CAMPUS TRANSIT FACTS
– 80,000 people come to the Twin Cities campus each day.
– Annually, half a million people visit the University hospital and clinics.
– 68 percent of daily commuters walk, bike, bus or carpool.
– One third of the projected daily Central Corridor riders will be generated by the University.

NEGATIVE IMPACT OF WASHINGTON AVENUE AT-GRADE ROUTE
– Would permanently eliminate one of the two main campus traffic arteries – either Washington Avenue or University Avenue/4th Street
– Would create safety conflicts between trains and pedestrians
– Would reduce ease of access to University hospital and clinics – an annual $100 million loss in revenue, according to the Academic Health Center
– Would negatively impact Stadium Village businesses

POSITIVE IMPACT OF NORTHERN ALIGNMENT ROUTE
– Would use existing railroad right-of-way to minimize disruptions
– Would avoid air-quality issues that result from increased traffic congestion
– Would strengthen connections between campus, southeast Minneapolis and West Bank communities
– Would provide development opportunities for Dinkytown businesses

Source: Presentation to Board of Regents

University officials, including Vice President for University Services Kathleen O’Brien, presented results of a preliminary University study of that route at Friday’s Board of Regents meeting.
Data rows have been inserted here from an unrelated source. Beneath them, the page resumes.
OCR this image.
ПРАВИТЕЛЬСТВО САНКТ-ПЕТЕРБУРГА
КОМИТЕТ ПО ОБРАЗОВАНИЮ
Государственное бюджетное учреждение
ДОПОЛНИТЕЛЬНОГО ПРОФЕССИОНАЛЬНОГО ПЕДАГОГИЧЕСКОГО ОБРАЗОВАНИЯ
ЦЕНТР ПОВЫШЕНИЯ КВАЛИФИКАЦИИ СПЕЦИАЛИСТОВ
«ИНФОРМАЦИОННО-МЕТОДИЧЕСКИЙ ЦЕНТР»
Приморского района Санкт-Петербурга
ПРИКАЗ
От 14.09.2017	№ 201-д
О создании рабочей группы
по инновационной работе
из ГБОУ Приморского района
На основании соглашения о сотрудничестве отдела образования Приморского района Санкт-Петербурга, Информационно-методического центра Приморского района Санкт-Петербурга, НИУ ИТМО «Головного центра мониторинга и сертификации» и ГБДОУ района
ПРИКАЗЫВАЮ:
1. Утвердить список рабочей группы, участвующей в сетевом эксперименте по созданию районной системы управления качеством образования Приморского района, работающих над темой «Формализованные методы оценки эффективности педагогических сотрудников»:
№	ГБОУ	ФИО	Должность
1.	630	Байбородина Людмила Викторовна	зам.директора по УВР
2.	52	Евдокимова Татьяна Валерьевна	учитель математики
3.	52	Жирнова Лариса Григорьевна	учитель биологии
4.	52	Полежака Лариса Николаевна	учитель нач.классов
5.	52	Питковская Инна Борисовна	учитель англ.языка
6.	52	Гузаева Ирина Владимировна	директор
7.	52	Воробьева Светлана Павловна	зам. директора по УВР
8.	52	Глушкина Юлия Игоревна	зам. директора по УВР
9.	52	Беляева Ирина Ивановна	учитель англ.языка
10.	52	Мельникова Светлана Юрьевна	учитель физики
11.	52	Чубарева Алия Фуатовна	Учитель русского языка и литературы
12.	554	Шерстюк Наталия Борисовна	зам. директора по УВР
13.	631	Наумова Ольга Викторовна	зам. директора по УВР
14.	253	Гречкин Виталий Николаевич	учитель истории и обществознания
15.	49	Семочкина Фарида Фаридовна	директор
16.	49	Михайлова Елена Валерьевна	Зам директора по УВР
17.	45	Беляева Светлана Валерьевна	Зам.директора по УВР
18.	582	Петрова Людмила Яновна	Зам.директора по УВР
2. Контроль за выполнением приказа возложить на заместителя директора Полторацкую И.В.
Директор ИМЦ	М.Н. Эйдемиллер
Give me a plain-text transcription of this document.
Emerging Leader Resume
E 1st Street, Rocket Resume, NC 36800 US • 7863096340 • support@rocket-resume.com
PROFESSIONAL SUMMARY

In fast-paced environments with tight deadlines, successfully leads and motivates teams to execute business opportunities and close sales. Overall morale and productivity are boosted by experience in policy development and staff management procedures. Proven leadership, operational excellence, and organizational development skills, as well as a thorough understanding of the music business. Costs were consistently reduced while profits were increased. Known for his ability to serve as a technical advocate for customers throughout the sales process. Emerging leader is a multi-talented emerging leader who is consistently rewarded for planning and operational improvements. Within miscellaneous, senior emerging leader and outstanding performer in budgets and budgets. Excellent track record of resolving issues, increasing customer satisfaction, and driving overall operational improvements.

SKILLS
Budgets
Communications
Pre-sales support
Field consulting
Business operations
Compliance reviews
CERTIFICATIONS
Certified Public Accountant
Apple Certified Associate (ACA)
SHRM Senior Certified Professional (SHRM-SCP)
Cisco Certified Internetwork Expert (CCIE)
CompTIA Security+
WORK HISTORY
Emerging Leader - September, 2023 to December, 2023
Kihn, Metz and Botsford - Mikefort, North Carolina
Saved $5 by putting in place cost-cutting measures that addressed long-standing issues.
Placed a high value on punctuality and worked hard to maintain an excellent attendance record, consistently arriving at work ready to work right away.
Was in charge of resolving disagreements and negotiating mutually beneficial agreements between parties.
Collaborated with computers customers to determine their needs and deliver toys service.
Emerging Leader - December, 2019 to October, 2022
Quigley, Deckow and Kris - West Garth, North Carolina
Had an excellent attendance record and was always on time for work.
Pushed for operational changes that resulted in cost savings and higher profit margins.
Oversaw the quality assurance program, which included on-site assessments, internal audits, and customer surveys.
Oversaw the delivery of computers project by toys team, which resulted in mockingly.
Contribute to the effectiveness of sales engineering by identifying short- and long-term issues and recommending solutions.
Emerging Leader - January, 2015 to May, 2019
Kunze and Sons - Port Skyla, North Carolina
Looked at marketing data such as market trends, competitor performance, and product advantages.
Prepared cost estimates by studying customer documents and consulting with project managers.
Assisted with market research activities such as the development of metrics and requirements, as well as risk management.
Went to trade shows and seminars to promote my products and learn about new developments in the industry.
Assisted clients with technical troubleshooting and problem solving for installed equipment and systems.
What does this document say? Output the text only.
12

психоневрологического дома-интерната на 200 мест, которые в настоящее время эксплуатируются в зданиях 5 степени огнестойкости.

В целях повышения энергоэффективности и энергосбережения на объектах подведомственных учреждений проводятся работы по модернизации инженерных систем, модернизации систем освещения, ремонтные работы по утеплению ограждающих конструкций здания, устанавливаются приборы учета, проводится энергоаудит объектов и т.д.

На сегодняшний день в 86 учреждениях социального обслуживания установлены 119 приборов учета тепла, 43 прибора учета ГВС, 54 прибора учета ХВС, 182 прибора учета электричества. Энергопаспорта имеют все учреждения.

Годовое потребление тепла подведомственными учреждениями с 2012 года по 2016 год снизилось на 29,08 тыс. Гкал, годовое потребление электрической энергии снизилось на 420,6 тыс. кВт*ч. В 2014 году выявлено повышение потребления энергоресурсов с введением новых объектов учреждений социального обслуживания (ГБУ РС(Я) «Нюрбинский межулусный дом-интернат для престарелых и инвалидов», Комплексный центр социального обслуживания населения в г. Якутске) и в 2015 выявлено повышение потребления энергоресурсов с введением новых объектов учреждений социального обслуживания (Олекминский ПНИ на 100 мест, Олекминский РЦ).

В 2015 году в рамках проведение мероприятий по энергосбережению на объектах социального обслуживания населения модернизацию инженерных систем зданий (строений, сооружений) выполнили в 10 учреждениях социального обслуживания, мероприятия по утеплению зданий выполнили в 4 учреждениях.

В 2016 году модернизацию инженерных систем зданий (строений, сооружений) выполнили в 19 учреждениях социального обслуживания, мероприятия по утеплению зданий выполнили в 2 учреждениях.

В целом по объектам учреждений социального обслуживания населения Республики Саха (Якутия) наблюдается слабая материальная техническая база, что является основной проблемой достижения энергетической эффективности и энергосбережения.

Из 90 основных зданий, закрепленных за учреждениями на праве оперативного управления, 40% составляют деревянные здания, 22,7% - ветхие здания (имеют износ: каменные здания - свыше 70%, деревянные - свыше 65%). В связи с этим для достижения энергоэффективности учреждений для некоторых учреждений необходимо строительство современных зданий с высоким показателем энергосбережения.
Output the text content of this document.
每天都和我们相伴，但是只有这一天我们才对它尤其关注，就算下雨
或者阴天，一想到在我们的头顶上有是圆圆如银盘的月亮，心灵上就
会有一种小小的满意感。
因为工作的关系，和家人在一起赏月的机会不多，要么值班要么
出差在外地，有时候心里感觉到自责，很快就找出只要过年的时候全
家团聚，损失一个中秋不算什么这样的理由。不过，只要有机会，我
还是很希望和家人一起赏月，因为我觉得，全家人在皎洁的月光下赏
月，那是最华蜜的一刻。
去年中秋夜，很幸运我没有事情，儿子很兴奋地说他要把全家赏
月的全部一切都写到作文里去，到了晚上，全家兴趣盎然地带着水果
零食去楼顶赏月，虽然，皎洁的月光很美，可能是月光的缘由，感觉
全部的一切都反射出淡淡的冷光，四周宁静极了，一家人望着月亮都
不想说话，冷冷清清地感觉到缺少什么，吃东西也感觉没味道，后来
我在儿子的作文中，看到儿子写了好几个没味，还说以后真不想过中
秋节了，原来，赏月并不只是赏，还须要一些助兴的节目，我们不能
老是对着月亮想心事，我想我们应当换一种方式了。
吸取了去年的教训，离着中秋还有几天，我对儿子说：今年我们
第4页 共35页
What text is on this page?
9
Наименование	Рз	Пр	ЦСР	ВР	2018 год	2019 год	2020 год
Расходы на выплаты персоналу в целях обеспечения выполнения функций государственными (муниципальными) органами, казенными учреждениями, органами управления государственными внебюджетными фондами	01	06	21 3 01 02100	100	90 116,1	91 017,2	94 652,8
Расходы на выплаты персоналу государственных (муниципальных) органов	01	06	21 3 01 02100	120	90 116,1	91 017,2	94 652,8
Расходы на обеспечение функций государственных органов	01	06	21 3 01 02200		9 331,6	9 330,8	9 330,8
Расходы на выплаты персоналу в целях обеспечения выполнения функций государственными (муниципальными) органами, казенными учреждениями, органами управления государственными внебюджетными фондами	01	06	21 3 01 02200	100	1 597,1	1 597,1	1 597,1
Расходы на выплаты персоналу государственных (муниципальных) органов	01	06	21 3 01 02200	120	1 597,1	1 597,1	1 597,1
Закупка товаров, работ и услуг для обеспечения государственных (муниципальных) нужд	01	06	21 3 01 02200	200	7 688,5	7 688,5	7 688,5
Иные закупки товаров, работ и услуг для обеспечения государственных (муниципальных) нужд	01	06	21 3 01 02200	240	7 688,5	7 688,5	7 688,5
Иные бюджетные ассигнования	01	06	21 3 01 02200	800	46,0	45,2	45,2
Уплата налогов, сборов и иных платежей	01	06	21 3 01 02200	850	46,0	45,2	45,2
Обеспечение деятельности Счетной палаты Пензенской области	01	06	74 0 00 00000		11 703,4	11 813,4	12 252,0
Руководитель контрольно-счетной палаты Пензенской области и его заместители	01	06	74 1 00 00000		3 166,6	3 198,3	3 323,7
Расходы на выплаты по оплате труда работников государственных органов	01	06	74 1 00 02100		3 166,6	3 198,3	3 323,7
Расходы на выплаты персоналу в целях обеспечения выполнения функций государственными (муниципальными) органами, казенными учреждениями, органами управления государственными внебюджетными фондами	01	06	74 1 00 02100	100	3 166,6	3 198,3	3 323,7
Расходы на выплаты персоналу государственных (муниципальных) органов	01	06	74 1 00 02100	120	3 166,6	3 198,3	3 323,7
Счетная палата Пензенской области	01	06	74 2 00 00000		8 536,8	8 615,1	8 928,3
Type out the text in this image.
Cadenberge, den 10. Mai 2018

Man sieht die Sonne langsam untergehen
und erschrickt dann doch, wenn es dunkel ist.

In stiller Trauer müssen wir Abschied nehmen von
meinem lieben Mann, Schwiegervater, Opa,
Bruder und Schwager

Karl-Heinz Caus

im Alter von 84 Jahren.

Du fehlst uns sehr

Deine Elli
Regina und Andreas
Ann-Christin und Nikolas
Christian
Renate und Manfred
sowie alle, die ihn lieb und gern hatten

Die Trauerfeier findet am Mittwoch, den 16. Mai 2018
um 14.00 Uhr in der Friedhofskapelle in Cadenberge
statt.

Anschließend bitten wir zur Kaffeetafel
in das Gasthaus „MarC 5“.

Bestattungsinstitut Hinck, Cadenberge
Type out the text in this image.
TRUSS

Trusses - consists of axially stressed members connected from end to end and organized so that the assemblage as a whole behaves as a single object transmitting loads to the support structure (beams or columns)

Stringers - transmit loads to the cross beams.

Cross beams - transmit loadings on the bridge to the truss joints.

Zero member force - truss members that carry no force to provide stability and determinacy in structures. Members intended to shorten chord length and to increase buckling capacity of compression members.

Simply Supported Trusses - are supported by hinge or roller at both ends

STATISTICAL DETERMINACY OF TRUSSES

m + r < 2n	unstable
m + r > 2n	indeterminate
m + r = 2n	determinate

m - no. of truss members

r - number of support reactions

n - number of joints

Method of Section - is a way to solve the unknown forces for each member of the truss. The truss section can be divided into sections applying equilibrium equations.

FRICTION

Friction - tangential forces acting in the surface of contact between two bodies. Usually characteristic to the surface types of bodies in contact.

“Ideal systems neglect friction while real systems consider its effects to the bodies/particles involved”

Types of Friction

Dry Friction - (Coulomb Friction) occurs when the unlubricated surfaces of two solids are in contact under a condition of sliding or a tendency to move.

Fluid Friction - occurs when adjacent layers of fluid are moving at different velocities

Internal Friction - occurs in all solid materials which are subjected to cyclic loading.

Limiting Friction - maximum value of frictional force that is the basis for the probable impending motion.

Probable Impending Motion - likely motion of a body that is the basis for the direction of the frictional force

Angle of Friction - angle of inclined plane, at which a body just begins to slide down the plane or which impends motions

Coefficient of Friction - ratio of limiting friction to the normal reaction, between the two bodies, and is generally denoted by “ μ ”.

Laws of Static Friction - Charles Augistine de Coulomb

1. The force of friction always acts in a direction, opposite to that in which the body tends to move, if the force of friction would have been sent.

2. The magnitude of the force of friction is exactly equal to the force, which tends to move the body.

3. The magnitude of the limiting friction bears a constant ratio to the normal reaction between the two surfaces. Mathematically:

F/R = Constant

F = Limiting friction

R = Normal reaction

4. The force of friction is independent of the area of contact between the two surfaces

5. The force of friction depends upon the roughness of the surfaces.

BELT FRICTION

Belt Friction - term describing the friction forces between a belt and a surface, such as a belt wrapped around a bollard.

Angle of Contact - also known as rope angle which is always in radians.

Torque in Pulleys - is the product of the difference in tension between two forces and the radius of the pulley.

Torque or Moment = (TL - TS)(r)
The study indicated the Northern Alignment would cost $16 million to $18 million less than the Washington Avenue option, and would cut travel time by a little more than a minute, because of fewer stop lights.

When presenters mentioned increased Washington Avenue traffic could create business losses at nearby Academic Health Center facilities, several board members expressed concern.

Regent John Frobenius said the Washington Avenue line would be “a dagger through the heart of the University of Minnesota.”

Former regent and Metropolitan Council Chairman Peter Bell told the Star Tribune on Friday that the study’s estimated costs are premature, and the University is “jumping to a judgment before all the facts are in.”

The University plans to get the Northern Alignment assessed for feasibility and included in the Metropolitan Council’s environmental review process.

Focusing on the needs and safety of the campus community is crucial, Regent Chairwoman Patricia Simmons said.

“We can’t lose the ability to serve the people we’re committed to serve,” she said.